All that could be seen of the addict were his socks sticking out of a brain scanner the size of a walk-in cupboard. He had been in there about an hour when a technician pushed a button and infused 40mg of cocaine into his bloodstream.

Two psychiatrists watched, along with a heart specialist, a drug counsellor and a nurse. For a minute and a half, nothing happened. Then the man's heart rate began to rise to 90 beats per minute ... 130 ... 135. His blood pressure lifted sharply. A number came up on a computer screen. "He's getting maximal rush," said Dr Hans Breiter.

The man inside the scanner signalled that he was enjoying himself. His head immobilised and his ears plugged, he rated the experience on a scale of one to four. Four meant really good.

In this unusual experiment at Massachusetts General Hospital, scientists were looking inside a man's head to see what cocaine does. A souped-up Magnetic Resonance Imaging scanner, programmed to run faster than the kind used to take pictures of strokes or tumours, rattled off an image a second of the man's brain.
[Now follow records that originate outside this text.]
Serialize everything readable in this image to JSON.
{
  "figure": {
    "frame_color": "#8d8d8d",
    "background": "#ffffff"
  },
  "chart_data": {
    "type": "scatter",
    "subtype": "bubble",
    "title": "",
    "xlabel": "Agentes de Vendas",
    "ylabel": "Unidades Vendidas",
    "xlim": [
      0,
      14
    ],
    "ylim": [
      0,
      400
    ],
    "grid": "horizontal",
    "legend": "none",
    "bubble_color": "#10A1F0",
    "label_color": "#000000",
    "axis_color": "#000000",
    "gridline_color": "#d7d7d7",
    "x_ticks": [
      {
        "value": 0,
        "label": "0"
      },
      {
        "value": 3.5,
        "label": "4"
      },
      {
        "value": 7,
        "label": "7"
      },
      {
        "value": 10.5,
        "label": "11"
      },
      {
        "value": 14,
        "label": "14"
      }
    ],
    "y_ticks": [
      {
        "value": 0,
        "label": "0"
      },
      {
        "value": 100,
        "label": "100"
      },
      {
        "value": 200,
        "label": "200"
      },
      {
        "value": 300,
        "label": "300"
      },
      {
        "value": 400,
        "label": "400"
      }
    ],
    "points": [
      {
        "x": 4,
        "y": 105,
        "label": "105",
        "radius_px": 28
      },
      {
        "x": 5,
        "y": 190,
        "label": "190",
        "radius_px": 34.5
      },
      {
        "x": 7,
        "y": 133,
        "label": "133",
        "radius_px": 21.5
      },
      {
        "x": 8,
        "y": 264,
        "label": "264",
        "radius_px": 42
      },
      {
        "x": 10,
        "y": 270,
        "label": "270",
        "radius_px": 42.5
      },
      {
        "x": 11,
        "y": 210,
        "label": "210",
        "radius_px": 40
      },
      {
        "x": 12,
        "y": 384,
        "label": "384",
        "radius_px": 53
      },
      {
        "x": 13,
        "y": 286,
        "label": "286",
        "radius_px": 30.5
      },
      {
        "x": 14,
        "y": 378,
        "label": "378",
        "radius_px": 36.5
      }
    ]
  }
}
Within minutes the rush fell to 2, then 1. Then came less pleasant feelings. Low 2, the man reported. Low 3. He felt jittery and out of sorts. Finally the numbers began to rise on another scale, his hunger for more. Craving 3.
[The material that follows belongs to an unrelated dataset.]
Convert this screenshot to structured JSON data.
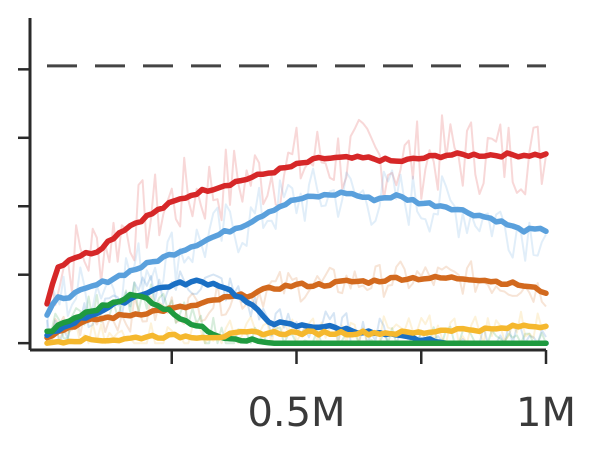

Dr Breiter was relieved. There had been no need to yank the man out of the machine and jolt him with defibrillator paddles - something they had practised doing in 30 seconds in case the cocaine triggered a heart attack.

At about 10 pm, after promising he wouldn't go looking for more cocaine that night, the addict was sent home with a lecture about the dangers of drugs, an offer of drug rehabilitation and his payment, a $260 (pounds 160) credit at a supermarket.
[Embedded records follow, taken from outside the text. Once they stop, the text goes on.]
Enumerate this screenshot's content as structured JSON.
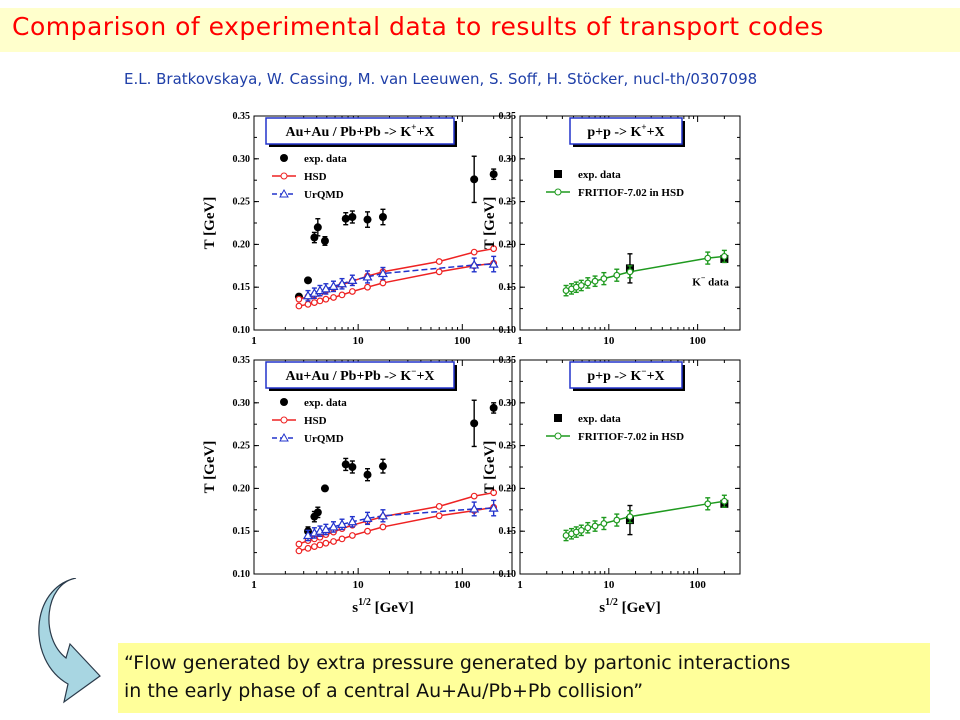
{
  "header": {
    "title": "Comparison of experimental data to results of transport codes",
    "authors": "E.L. Bratkovskaya, W. Cassing, M. van Leeuwen, S. Soff, H. Stöcker, nucl-th/0307098"
  },
  "colors": {
    "title": "#ff0000",
    "title_bg": "#ffffcc",
    "authors": "#1f3fa8",
    "quote_bg": "#ffff9a",
    "hsd": "#ee2222",
    "urqmd": "#2233cc",
    "fritiof": "#1f9a1f",
    "exp": "#000000",
    "arrow_fill": "#a8d6e2"
  },
  "figure": {
    "ylabel": "T [GeV]",
    "xlabel_base": "s",
    "xlabel_sup": "1/2",
    "xlabel_unit": "[GeV]"
  },
  "quote": {
    "line1": "“Flow generated by extra pressure generated by partonic interactions",
    "line2": "in the early phase of a central Au+Au/Pb+Pb collision”"
  },
  "chart_data": [
    {
      "id": "AA_Kp",
      "type": "line",
      "x_scale": "log",
      "xlim": [
        1,
        300
      ],
      "ylim": [
        0.1,
        0.35
      ],
      "xticks": [
        1,
        10,
        100
      ],
      "yticks": [
        0.1,
        0.15,
        0.2,
        0.25,
        0.3,
        0.35
      ],
      "title_parts": [
        "Au+Au / Pb+Pb  -> K",
        "+",
        "+X"
      ],
      "legend": [
        "exp. data",
        "HSD",
        "UrQMD"
      ],
      "annotation": "",
      "series": [
        {
          "name": "exp. data",
          "kind": "exp_circle",
          "color": "#000000",
          "x": [
            2.7,
            3.3,
            3.8,
            4.1,
            4.8,
            7.6,
            8.8,
            12.3,
            17.3,
            130,
            200
          ],
          "y": [
            0.139,
            0.158,
            0.208,
            0.22,
            0.204,
            0.23,
            0.232,
            0.229,
            0.232,
            0.276,
            0.282
          ],
          "err": [
            0,
            0,
            0.006,
            0.01,
            0.005,
            0.007,
            0.007,
            0.009,
            0.009,
            0.027,
            0.006
          ]
        },
        {
          "name": "HSD",
          "kind": "line_hollow",
          "color": "#ee2222",
          "x": [
            2.7,
            3.3,
            3.8,
            4.3,
            4.9,
            5.8,
            7.0,
            8.8,
            12.3,
            17.3,
            60,
            130,
            200
          ],
          "y": [
            0.136,
            0.139,
            0.141,
            0.143,
            0.146,
            0.149,
            0.153,
            0.157,
            0.163,
            0.168,
            0.18,
            0.191,
            0.195
          ]
        },
        {
          "name": "HSD",
          "kind": "line_hollow",
          "color": "#ee2222",
          "x": [
            2.7,
            3.3,
            3.8,
            4.3,
            4.9,
            5.8,
            7.0,
            8.8,
            12.3,
            17.3,
            60,
            130,
            200
          ],
          "y": [
            0.128,
            0.13,
            0.132,
            0.134,
            0.136,
            0.138,
            0.141,
            0.145,
            0.15,
            0.155,
            0.168,
            0.175,
            0.178
          ]
        },
        {
          "name": "UrQMD",
          "kind": "dash_triangle",
          "color": "#2233cc",
          "x": [
            3.3,
            3.8,
            4.3,
            4.9,
            5.8,
            7.0,
            8.8,
            12.3,
            17.3,
            130,
            200
          ],
          "y": [
            0.14,
            0.143,
            0.146,
            0.148,
            0.151,
            0.154,
            0.158,
            0.162,
            0.166,
            0.176,
            0.177
          ],
          "err": [
            0.006,
            0.006,
            0.006,
            0.006,
            0.006,
            0.006,
            0.006,
            0.007,
            0.007,
            0.008,
            0.009
          ]
        }
      ]
    },
    {
      "id": "pp_Kp",
      "type": "line",
      "x_scale": "log",
      "xlim": [
        1,
        300
      ],
      "ylim": [
        0.1,
        0.35
      ],
      "xticks": [
        1,
        10,
        100
      ],
      "yticks": [
        0.1,
        0.15,
        0.2,
        0.25,
        0.3,
        0.35
      ],
      "title_parts": [
        "p+p -> K",
        "+",
        "+X"
      ],
      "legend": [
        "exp. data",
        "FRITIOF-7.02 in HSD"
      ],
      "annotation_parts": [
        "K",
        "−",
        " data"
      ],
      "series": [
        {
          "name": "exp. data",
          "kind": "exp_square",
          "color": "#000000",
          "x": [
            17.3,
            200
          ],
          "y": [
            0.172,
            0.183
          ],
          "err": [
            0.017,
            0.004
          ]
        },
        {
          "name": "FRITIOF-7.02 in HSD",
          "kind": "line_hollow",
          "color": "#1f9a1f",
          "x": [
            3.3,
            3.8,
            4.3,
            4.9,
            5.8,
            7.0,
            8.8,
            12.3,
            17.3,
            130,
            200
          ],
          "y": [
            0.146,
            0.148,
            0.15,
            0.152,
            0.155,
            0.157,
            0.16,
            0.164,
            0.168,
            0.184,
            0.186
          ],
          "err": [
            0.006,
            0.006,
            0.006,
            0.006,
            0.006,
            0.006,
            0.007,
            0.007,
            0.007,
            0.007,
            0.007
          ]
        }
      ]
    },
    {
      "id": "AA_Km",
      "type": "line",
      "x_scale": "log",
      "xlim": [
        1,
        300
      ],
      "ylim": [
        0.1,
        0.35
      ],
      "xticks": [
        1,
        10,
        100
      ],
      "yticks": [
        0.1,
        0.15,
        0.2,
        0.25,
        0.3,
        0.35
      ],
      "title_parts": [
        "Au+Au / Pb+Pb  -> K",
        "−",
        "+X"
      ],
      "legend": [
        "exp. data",
        "HSD",
        "UrQMD"
      ],
      "annotation": "",
      "series": [
        {
          "name": "exp. data",
          "kind": "exp_circle",
          "color": "#000000",
          "x": [
            3.3,
            3.8,
            4.1,
            4.8,
            7.6,
            8.8,
            12.3,
            17.3,
            130,
            200
          ],
          "y": [
            0.15,
            0.167,
            0.172,
            0.2,
            0.228,
            0.225,
            0.216,
            0.226,
            0.276,
            0.294
          ],
          "err": [
            0.005,
            0.006,
            0.006,
            0,
            0.007,
            0.007,
            0.007,
            0.008,
            0.027,
            0.006
          ]
        },
        {
          "name": "HSD",
          "kind": "line_hollow",
          "color": "#ee2222",
          "x": [
            2.7,
            3.3,
            3.8,
            4.3,
            4.9,
            5.8,
            7.0,
            8.8,
            12.3,
            17.3,
            60,
            130,
            200
          ],
          "y": [
            0.135,
            0.139,
            0.141,
            0.143,
            0.146,
            0.149,
            0.153,
            0.157,
            0.162,
            0.167,
            0.179,
            0.191,
            0.195
          ]
        },
        {
          "name": "HSD",
          "kind": "line_hollow",
          "color": "#ee2222",
          "x": [
            2.7,
            3.3,
            3.8,
            4.3,
            4.9,
            5.8,
            7.0,
            8.8,
            12.3,
            17.3,
            60,
            130,
            200
          ],
          "y": [
            0.127,
            0.13,
            0.132,
            0.134,
            0.136,
            0.138,
            0.141,
            0.145,
            0.15,
            0.155,
            0.168,
            0.174,
            0.178
          ]
        },
        {
          "name": "UrQMD",
          "kind": "dash_triangle",
          "color": "#2233cc",
          "x": [
            3.3,
            3.8,
            4.3,
            4.9,
            5.8,
            7.0,
            8.8,
            12.3,
            17.3,
            130,
            200
          ],
          "y": [
            0.145,
            0.148,
            0.15,
            0.152,
            0.155,
            0.158,
            0.161,
            0.165,
            0.168,
            0.176,
            0.177
          ],
          "err": [
            0.006,
            0.006,
            0.006,
            0.006,
            0.006,
            0.006,
            0.006,
            0.007,
            0.007,
            0.008,
            0.009
          ]
        }
      ]
    },
    {
      "id": "pp_Km",
      "type": "line",
      "x_scale": "log",
      "xlim": [
        1,
        300
      ],
      "ylim": [
        0.1,
        0.35
      ],
      "xticks": [
        1,
        10,
        100
      ],
      "yticks": [
        0.1,
        0.15,
        0.2,
        0.25,
        0.3,
        0.35
      ],
      "title_parts": [
        "p+p -> K",
        "−",
        "+X"
      ],
      "legend": [
        "exp. data",
        "FRITIOF-7.02 in HSD"
      ],
      "annotation": "",
      "series": [
        {
          "name": "exp. data",
          "kind": "exp_square",
          "color": "#000000",
          "x": [
            17.3,
            200
          ],
          "y": [
            0.163,
            0.182
          ],
          "err": [
            0.017,
            0.004
          ]
        },
        {
          "name": "FRITIOF-7.02 in HSD",
          "kind": "line_hollow",
          "color": "#1f9a1f",
          "x": [
            3.3,
            3.8,
            4.3,
            4.9,
            5.8,
            7.0,
            8.8,
            12.3,
            17.3,
            130,
            200
          ],
          "y": [
            0.145,
            0.147,
            0.149,
            0.151,
            0.154,
            0.156,
            0.159,
            0.163,
            0.167,
            0.182,
            0.185
          ],
          "err": [
            0.006,
            0.006,
            0.006,
            0.006,
            0.006,
            0.006,
            0.007,
            0.007,
            0.007,
            0.007,
            0.007
          ]
        }
      ]
    }
  ]
}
The National Institute on Drug Abuse, headed by Dr. Alan Leshner, is paying for this and similar experiments around America. Scientists hope that by observing exactly how cocaine gets people high and keeps them coming back for more, they will find clues to making medicines that can blunt these effects.

"That state of feeling good, high, euphoria, buzz, whatever you call it, that's what we're after, and that's what users are after," said Dr Scott Lucas, who is doing some of the research at McLean Hospital in Belmont, Massachusetts.

The Massachusetts General doctors have counted 90 different parts of the brain that are turned on during cocaine's rush. But as the euphoria ebbs and the craving sets in, almost all of these fade out, leaving just a few distinct structuresstill working hard. "The picture emerging is that drugs take over structures that are involved in normal pleasure," said Dr Elliot Stein of the Medical College of Wisconsin.

The findings suggest that drug addiction is not just a failure of will but a brain disease - a lasting, perhaps permanent change in the brain's chemistry and physiology that produces compulsive craving. It also suggests possible approaches to making antidotes.